Considerato uno dei film minori del regista, Ginger e Fred subisce l'effetto nostalgia, costringendo lo spettatore a guardare con compassione "i tempi che furono" incarnati dalla presenza di due grandi attori invecchiati, stravolti, ridicolizzati, ormai lontani dalle immagini idealizzate del ricordo collettivo.
Masina e Mastroianni interpretano Amelia e Pippo, due ex ballerini di tip-tap, imitatori di Ginger Rogers e Fred Astaire, che in occasione di una puntata di un celebre show televisivo decidono di riproporre al pubblico il numero di danza che quarant'anni prima aveva assicurato loro una certa fama.
Nel contesto di questo ritrovo dolce e amaro, Fellini dipinge profeticamente un mondo della televisione spazzatura, tra mostri viventi e pubblicità aggressive realizzate appositamente per sfamare le menti stanche e sempre più lobotomizzate di spettatori affamati.

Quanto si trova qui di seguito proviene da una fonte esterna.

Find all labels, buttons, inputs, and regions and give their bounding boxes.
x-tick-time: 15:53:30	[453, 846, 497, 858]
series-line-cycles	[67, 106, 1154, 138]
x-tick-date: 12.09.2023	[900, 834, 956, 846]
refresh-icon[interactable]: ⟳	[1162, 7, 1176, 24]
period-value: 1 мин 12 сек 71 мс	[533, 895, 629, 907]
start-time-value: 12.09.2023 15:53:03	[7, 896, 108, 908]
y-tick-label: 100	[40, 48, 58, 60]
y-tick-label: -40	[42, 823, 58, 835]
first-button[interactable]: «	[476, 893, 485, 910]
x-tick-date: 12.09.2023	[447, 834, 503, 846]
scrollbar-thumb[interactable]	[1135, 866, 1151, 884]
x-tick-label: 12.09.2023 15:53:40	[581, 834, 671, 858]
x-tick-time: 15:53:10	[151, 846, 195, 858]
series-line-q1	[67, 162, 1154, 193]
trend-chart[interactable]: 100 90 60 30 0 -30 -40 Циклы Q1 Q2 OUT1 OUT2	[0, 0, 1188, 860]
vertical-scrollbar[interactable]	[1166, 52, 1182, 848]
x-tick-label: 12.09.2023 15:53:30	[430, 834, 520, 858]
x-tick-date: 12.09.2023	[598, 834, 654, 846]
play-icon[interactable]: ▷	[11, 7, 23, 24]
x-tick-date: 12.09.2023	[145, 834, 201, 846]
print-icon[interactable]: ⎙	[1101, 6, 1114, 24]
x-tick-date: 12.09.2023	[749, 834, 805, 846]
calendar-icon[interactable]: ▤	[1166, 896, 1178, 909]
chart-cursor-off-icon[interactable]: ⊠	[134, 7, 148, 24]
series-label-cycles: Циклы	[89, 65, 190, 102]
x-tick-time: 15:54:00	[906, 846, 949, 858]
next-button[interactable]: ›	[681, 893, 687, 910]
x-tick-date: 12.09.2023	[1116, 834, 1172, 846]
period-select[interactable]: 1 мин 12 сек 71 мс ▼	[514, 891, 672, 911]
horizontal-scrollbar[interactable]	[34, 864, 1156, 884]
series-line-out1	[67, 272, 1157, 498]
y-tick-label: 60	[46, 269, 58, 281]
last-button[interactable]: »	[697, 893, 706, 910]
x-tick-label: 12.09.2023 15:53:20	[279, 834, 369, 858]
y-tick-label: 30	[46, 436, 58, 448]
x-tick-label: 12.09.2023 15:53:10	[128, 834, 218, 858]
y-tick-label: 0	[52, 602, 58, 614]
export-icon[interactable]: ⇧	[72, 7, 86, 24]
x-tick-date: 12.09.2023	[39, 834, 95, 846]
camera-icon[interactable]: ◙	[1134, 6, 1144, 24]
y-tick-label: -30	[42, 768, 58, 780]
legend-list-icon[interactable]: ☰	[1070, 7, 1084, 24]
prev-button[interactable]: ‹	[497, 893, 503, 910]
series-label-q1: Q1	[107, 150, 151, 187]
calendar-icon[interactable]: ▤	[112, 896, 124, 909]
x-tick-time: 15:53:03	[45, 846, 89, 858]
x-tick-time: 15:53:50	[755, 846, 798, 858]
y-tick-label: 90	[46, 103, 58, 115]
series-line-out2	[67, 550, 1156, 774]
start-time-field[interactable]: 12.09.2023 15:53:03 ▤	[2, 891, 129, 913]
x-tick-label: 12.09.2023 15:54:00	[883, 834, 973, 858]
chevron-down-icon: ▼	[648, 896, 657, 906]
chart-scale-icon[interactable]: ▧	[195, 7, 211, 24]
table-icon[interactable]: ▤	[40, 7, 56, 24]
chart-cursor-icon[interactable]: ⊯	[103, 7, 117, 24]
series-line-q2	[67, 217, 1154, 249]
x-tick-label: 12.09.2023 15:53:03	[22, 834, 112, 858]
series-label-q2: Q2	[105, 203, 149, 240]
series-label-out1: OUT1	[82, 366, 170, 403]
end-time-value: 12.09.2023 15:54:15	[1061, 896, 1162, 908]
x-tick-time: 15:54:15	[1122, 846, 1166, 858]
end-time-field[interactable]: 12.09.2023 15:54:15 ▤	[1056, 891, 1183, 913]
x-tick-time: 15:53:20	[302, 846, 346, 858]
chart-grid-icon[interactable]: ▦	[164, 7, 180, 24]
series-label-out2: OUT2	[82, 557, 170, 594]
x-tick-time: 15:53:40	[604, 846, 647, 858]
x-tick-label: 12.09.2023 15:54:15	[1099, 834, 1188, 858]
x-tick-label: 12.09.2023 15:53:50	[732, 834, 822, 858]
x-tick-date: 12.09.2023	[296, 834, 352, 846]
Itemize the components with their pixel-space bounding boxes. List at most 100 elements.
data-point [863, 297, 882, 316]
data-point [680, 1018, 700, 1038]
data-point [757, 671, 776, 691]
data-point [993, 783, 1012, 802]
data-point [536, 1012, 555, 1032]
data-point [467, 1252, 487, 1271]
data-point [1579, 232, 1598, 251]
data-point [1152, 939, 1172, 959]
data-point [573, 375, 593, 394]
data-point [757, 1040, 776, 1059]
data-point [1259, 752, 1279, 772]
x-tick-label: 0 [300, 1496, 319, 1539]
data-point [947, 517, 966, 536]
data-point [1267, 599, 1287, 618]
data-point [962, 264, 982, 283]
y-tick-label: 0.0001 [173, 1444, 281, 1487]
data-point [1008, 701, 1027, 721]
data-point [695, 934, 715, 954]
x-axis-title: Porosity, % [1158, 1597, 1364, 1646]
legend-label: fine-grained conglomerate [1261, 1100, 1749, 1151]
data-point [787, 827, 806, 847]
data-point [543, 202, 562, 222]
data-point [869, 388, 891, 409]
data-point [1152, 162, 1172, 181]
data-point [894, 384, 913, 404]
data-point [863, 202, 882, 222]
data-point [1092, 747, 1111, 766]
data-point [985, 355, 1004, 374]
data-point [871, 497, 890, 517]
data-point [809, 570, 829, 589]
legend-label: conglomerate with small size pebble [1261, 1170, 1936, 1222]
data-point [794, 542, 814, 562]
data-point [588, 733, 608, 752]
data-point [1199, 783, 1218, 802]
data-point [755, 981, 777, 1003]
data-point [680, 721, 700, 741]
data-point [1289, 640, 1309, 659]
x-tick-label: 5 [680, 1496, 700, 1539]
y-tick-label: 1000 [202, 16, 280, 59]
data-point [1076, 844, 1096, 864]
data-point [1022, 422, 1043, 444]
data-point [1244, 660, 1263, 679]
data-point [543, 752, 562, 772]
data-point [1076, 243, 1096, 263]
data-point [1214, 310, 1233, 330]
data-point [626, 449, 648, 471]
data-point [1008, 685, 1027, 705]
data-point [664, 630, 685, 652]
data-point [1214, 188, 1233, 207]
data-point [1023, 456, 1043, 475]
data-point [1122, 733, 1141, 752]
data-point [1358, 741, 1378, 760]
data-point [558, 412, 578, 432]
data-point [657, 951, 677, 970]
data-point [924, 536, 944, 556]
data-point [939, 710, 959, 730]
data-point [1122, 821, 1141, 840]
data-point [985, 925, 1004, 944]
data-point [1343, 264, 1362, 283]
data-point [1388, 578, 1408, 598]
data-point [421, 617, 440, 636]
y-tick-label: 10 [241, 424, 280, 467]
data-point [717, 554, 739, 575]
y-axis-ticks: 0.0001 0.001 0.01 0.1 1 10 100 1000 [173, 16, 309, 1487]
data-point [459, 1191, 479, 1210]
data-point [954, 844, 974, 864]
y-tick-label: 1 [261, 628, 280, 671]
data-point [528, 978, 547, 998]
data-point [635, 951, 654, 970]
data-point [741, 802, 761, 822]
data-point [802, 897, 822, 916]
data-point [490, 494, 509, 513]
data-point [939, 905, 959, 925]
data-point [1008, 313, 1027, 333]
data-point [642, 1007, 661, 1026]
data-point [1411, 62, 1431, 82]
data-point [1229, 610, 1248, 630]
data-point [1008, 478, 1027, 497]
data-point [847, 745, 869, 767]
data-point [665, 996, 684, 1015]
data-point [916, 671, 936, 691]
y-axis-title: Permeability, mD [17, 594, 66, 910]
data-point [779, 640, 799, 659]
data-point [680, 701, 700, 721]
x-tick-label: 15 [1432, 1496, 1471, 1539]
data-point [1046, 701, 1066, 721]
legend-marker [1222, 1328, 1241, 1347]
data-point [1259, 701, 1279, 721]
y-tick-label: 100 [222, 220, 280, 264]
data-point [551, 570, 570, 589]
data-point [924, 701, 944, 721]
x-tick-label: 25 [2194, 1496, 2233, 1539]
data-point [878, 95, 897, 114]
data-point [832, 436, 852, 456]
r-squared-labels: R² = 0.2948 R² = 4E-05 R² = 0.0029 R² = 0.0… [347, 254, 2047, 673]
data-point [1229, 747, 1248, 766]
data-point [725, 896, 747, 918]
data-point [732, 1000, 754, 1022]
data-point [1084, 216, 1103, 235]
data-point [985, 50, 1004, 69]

I due protagonisti sono scaraventati in questo circo horror (il fascino per i freak, tratto caratteristico della poetica felliniana, si perde nella cagnara, nella superficialità e nella volgarità schizofrenica del piccolo schermo), sono ormai stanchi, vecchi, disorientati e inorriditi dal caos del baraccone mediatico generale.
Sono in particolare la classe e l'eleganza di Amelia/Masina a entrare in contrasto con la cafonaggine del mondo moderno, ben lontana dalla cafonaggine romanesca della periferia abitata da Gelsomina e Cabiria, anche perché più che in Pippo in lei vive il desiderio di stupire per un'ultima volta il pubblico, forse anche per motivazioni di puro compiacimento.
Ritorna perciò in uno degli ultimi personaggi di Giulietta Masina quella strenua speranza nei confronti del successo che aveva caratterizzato i suoi ruoli precedenti.
Ritorna però anche la tenerezza dei suoi sguardi sognanti, rivolti in questo caso al pietoso e commovente Pippo/Mastroianni, tragicamente afflitto da spinte ideologiche spazzate via all'improvviso dal più scontato materialismo, dall'alcolismo e da una sindrome dell'abbandono che - ironia della sorte - è l'unica cosa che sembra non averlo mai abbandonato.